Raymond's eyes roved around the courtroom, and rested upon the judge upon the bench. His first glance at the judge, taken at the moment the other had entered the room, had brought a certain, quick relief. Far from severity, the white-haired man sitting there in his black gown had a kindly, genial face. He found his first impressions even strengthened now. His eyes passed on to the crown prosecutor; and here, too, he found cause for reassurance. The man was middle-aged, shrewd-faced, and somewhat domineering. He was crisp, incisive, and had been even unnecessarily blunt and curt in his speech and manner so far—he was not one who would enlist the sympathy of a jury. On the other hand—Raymond's eyes shifted again, to hold on the clean-cut, smiling face of the prisoner's counsel—Lemoyne, that was the lawyer's name he had been told, was young, pleasant-voiced, magnetic. Raymond experienced a sort of grim admiration, as he looked at this man. No man in the courtroom knew better than Lemoyne the hopelessness of his case, and yet he sat there confident, smiling, undisturbed.
Raymond's eyes sought the floor. It was a foregone conclusion that the verdict would be guilty. There was not a loophole for defence. But they would not hang the man. He clung to that. Lemoyne could at least fight for the man's life. They would not hang a man who could not remember. They had beaten him, Raymond, the night before last; and at first he had been like a man stunned with the knowledge that his all was on the table and that the cards in his hand were worthless—and then had come a sort of philosophical calm, the gambler's optimism—the hand was still to be played. They would sentence the man for life, and—well, there was time enough in a lifetime for another chance. Somehow—in some way—he did not know now—but in some way he would see that there was another chance. He would not desert the man.

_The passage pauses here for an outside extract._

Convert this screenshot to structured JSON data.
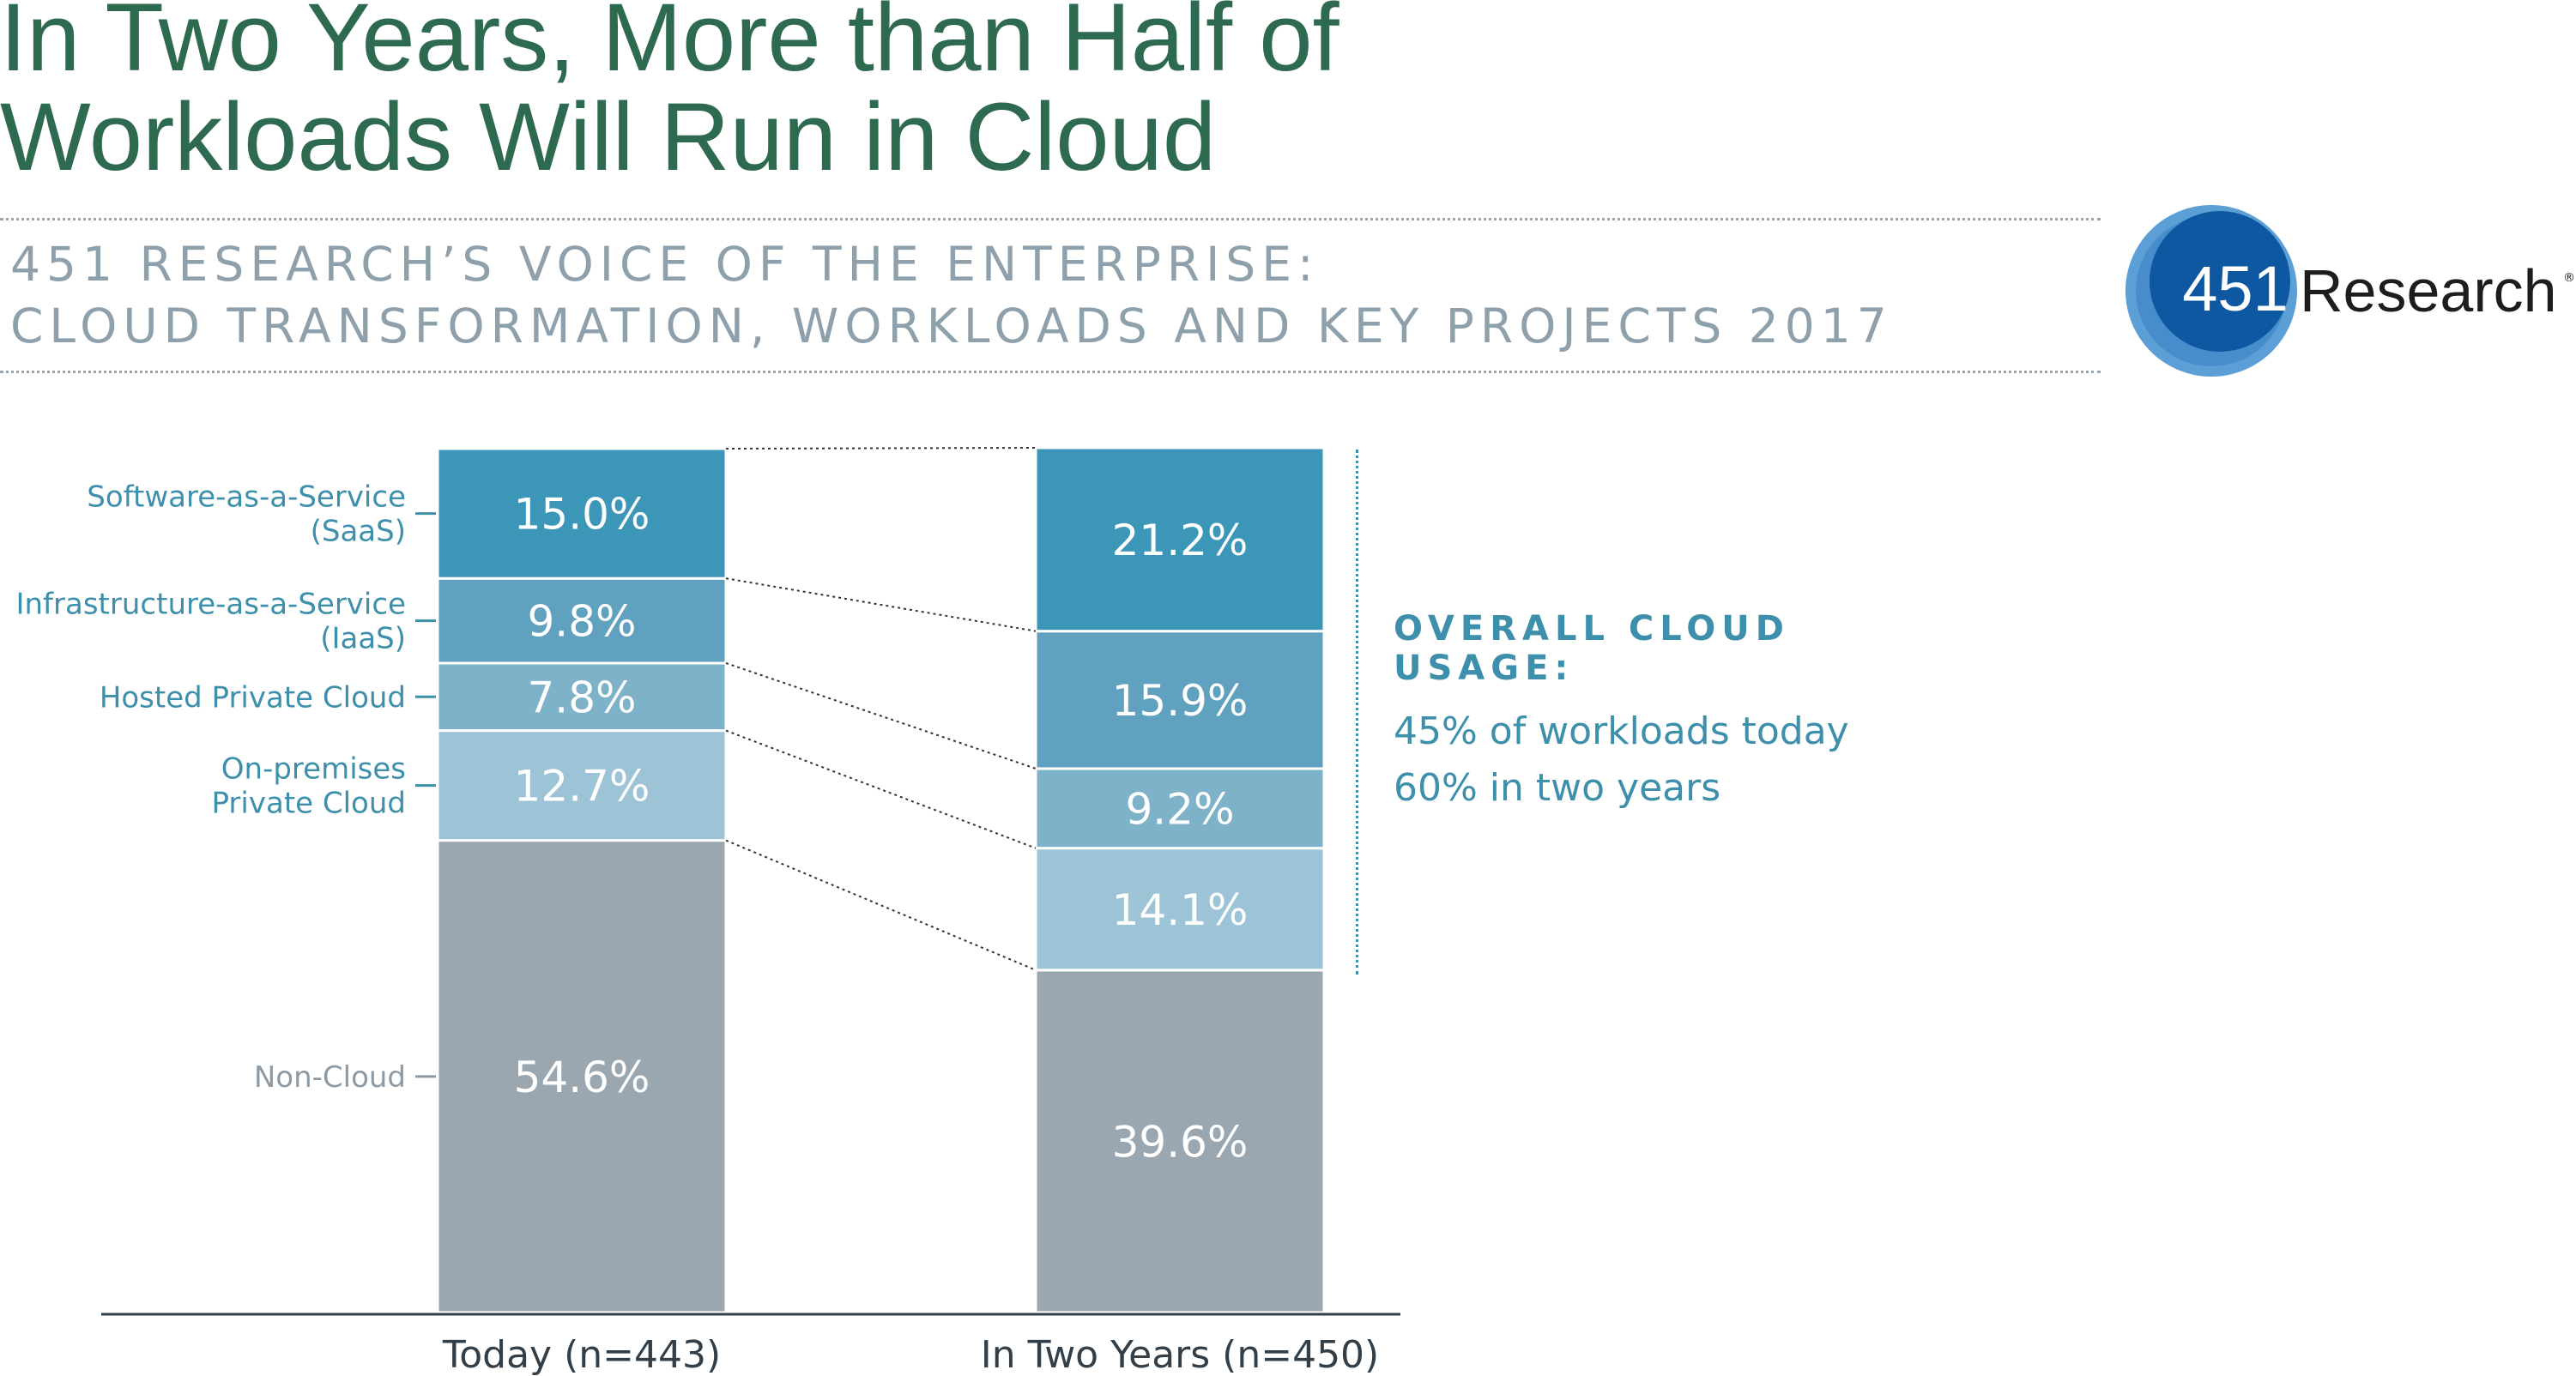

Again he raised his eyes, but this time as though against his will, as though they were impelled and drawn in spite of himself across the room. That was Raymond Chapelle, alias Arthur Leroy, alias Three-Ace Artie, alias Henri Mentone, sitting there in the prisoner's box; at least, that gaunt, thin-faced, haggard man there was dressed in Raymond Chapelle's clothes—and he, François Aubert, the priest, the curé, in his soutane, with his crucifix around his neck, sat here amongst the witnesses at the trial of Raymond Chapelle, who had killed Théophile Blondin in the fight that night. One would almost think the man knew! How the man's eyes burned into him, how they tormented and plagued him! They were sad, those eyes, pitiful—they were helpless—they seemed to seek him out as the only friend amongst all these bobbing heads, and these staring, gaping faces.
“Marcien Labbée!”—the clerk's voice snapped through the courtroom. “Marcien Labbée!” The clerk was a very fussy and important short little man, who puffed his cheeks in and out, and clawed at his white side-whiskers. “Marcien Labbée!”
The station agent rose from the bench, entered the witness box, and was sworn.
With a few crisp questions, the crown prosecutor established the time of the train's arrival, and the fact that the curé and another man had got off at the station. The witness explained that the curé had started to walk toward the village before the other man appeared on the platform.
“And this other man”—the crown prosecutor whirled sharply around, and pointed toward Henri Mentone—“do you recognise him as the prisoner at the bar?”
Labbée shook his head.
“It was very dark,” he said. “I could not swear to it.”